Le Dr. Dave Rosenberger, phytopathologiste à l’Université Cornell, a calculé que l’infection initiale sur l’hôte spontané requiert 270 heures d’humidité foliaire au printemps et un autre 270 heures d’humidité sur les fruits au milieu de l’été pour qu’une infection des fruits survienne. Il faudra donc un total de 540 heures d’humidité après la floraison avant de voir apparaître les symptômes de ces maladies dans le verger. Au cours d’une année sèche, les traitements fongicides ne sont pas nécessaires pour les maladies d’été jusqu’à la fin juillet.

Traiter ou ne pas traiter les maladies d’été cette année demeure toujours une question pertinente. Les conditions estivales de l’année dernière, chaudes et humides, ont été idéales pour l’accumulation d’inoculum sur les hôtes intermédiaires. La quantité d’inoculum qui a hiverné sur les hôtes intermédiaires a été quelque peu supérieure aux années antérieures. Les conditions jusqu’à présent n’ont pas été propices pour les maladies d’été et les symptômes peuvent ne pas se manifester avant la mi-août. Malgré cela, il existe un fongicide homologué qu’on peut appliquer à la fin de juillet pour assurer la protection des fruits. Un traitement d’été peu réussi est souvent attribuable à une couverture de pulvérisation inadéquate. La couverture de pulvérisation des traitements fongicides d’été est meilleure quand les fruits sont plus petits et que les limbes ne sont pas recourbés par la charge des fruits.
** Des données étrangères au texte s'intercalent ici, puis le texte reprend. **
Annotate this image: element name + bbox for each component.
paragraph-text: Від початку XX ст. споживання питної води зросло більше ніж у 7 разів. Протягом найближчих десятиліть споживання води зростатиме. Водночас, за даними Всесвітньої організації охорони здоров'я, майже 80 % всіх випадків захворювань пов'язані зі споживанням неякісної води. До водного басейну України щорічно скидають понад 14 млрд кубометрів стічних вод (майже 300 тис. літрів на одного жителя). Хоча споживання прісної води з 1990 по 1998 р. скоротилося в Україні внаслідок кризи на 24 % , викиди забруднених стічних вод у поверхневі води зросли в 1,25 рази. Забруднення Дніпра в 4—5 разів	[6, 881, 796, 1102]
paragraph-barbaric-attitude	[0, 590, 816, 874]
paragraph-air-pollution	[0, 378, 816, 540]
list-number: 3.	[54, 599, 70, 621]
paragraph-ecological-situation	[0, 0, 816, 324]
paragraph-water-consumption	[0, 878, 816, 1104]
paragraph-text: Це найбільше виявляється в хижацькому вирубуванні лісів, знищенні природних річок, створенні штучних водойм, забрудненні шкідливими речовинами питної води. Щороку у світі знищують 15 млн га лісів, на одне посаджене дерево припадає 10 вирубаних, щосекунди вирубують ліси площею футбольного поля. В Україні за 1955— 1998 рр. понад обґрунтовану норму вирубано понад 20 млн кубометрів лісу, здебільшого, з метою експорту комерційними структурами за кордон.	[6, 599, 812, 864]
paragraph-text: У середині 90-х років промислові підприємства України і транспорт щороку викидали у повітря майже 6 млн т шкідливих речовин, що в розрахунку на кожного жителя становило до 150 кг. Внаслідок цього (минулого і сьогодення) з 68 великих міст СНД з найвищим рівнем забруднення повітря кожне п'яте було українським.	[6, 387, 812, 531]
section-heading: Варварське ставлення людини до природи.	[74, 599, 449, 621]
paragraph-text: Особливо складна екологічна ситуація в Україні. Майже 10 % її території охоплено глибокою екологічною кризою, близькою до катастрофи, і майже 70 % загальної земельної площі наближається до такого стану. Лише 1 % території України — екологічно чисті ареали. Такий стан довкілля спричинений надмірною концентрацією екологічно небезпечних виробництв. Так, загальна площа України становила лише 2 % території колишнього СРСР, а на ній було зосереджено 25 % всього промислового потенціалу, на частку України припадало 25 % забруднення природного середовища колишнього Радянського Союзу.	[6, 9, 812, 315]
De plus, un traitement fongicide à la fin de juillet aide à prévenir l’oïdium, la nervation noire et la pourriture blanche.

Au cours d’une année sèche, une application unique à la fin de juillet peut donner un contrôle des maladies d’été pour la saison entière. Une application à la fin de juillet suivie d’une autre application 3 semaines plus tard représente une stratégie de lutte plus sûre. Si une pluie de plus de 5 mm (2 pouces) survient après le second traitement, alors une autre application pourrait s’avérer nécessaire au début de septembre, surtout dans les variétés qui ne seront pas récoltées avant la fin septembre. Alors, gardez l’œil ouvert sur le ciel pour savoir si un troisième traitement est nécessaire.